So, what are the practicalities?
In order to implement CAPA, every member of the team needs to draw out a job plan - what they do with the sessions that they work, and which of these are already committed to specialist work, and which can be used for the generic work of CAMHS. The team then need to pick out enough Choice appointments to meet the rate of referrals, and a time for a Choice session for the team (eg if the team gets 10 referrals per week, then five clinicians need to put aside a session, eg Monday morning, for Choice, each doing 2 Choice appointments, writing the summary forms and then meeting as a team to discuss them, during that session). The team then need to find enough new Partnership appointments to meet the demand for follow-up work, and this works out at needing to allocate 8 times the number of referrals received per week during every 3 month period (so in the team above that gets 10 referrals per week, they would need 80 new Partnerships per quarter). This is done by each clinician offering to pick up cases according to how much generic time they have in their job plan. For every uncommitted session, the person is expected to pick up 3 new cases per quarter (which equals one new case per month). They think in quarters as the person is expected to make the figure every quarter, even if they vary from month to month because of annual leave, CPD, etc.

So, a nurse who is full-time and does one session dedicated to eating disorders, and one session of a team meeting and supervision, might have a job plan with 1 Choice session per week, and 6 sessions for partnership, and would be expected to pick up 18 new cases per quarter, or 6 new cases per month. A psychiatrist who mostly does management and medication and emergency cover might have two sessions per week of generic time and decide to do one Choice and one Partnership session per week, and would be expected to pick up 3 cases per quarter (one per month). It would be up to the clinician to work out how to discharge enough cases to keep up with this rate of referral, but they could keep some cases open long-term if other cases were turning over more rapidly.

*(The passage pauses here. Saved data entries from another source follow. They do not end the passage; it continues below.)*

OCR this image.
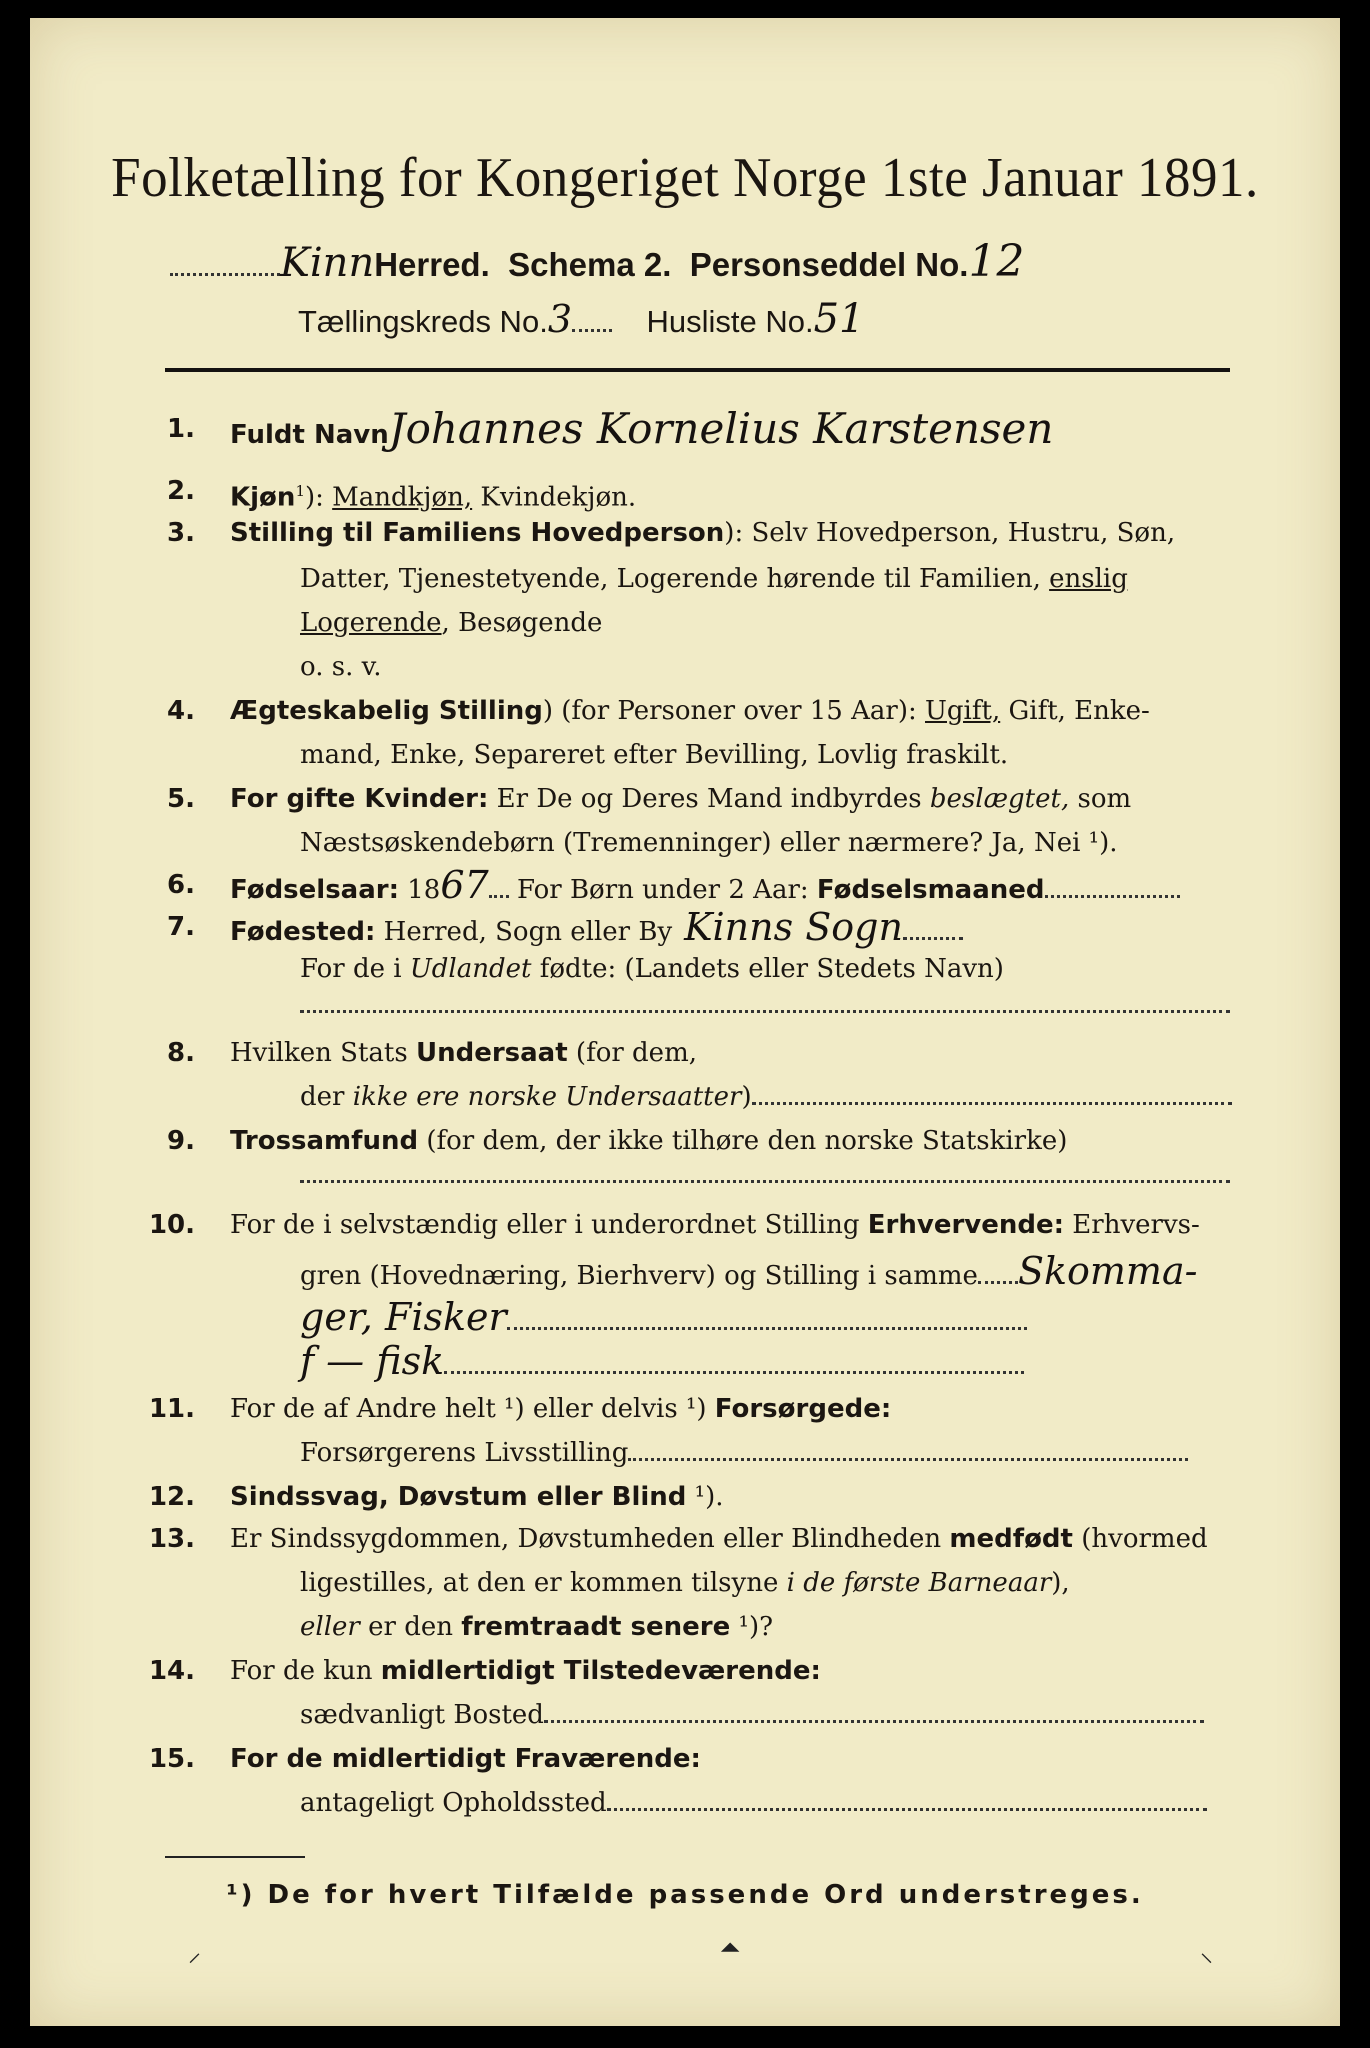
Folketælling for Kongeriget Norge 1ste Januar 1891.
KinnHerred. Schema 2. Personseddel No.12
Tællingskreds No.3 Husliste No.51
1. Fuldt NavnJohannes Kornelius Karstensen
2. Kjøn$^1$): Mandkjøn, Kvindekjøn.
3. Stilling til Familiens Hovedperson): Selv Hovedperson, Hustru, Søn,
Datter, Tjenestetyende, Logerende hørende til Familien, enslig
Logerende, Besøgende
o. s. v.
4. Ægteskabelig Stilling) (for Personer over 15 Aar): Ugift, Gift, Enke-
mand, Enke, Separeret efter Bevilling, Lovlig fraskilt.
5. For gifte Kvinder: Er De og Deres Mand indbyrdes beslægtet, som
Næstsøskendebørn (Tremenninger) eller nærmere? Ja, Nei ¹).
6. Fødselsaar: 1867 For Børn under 2 Aar: Fødselsmaaned
7. Fødested: Herred, Sogn eller By Kinns Sogn
For de i Udlandet fødte: (Landets eller Stedets Navn)
8. Hvilken Stats Undersaat (for dem,
der ikke ere norske Undersaatter)
9. Trossamfund (for dem, der ikke tilhøre den norske Statskirke)
10. For de i selvstændig eller i underordnet Stilling Erhvervende: Erhvervs-
gren (Hovednæring, Bierhverv) og Stilling i samme Skomma-
ger, Fisker
f — fisk
11. For de af Andre helt ¹) eller delvis ¹) Forsørgede:
Forsørgerens Livsstilling
12. Sindssvag, Døvstum eller Blind ¹).
13. Er Sindssygdommen, Døvstumheden eller Blindheden medfødt (hvormed
ligestilles, at den er kommen tilsyne i de første Barneaar),
eller er den fremtraadt senere ¹)?
14. For de kun midlertidigt Tilstedeværende:
sædvanligt Bosted
15. For de midlertidigt Fraværende:
antageligt Opholdssted
¹) De for hvert Tilfælde passende Ord understreges.
⸝	⏶	⸜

CAPA is based on an average of 8 contacts with families that turn up at least once, and around 65% of referrals leading to some follow-up after the Choice appointment (the rest will either DNA, think one appointment and the materials offered is sufficient, or be directed to a more suitable agency) and again, I've checked with our service data, and this does fit with "real life" as only 5% of referrals lead to long-term work. The biggest debate in my experience was whether some staff are all specialist, and others all generic - and therefore expected to pick up a lot of this work. Some people got quite protective about their longer-term models of working, and we ended up having to have peer reviews to justify cases open for more than 12 contacts, and manager reviews for all cases open more than 16 sessions, otherwise there wasn't enough capacity and some staff became the therapy equivalent of bed blockers in inpatient management.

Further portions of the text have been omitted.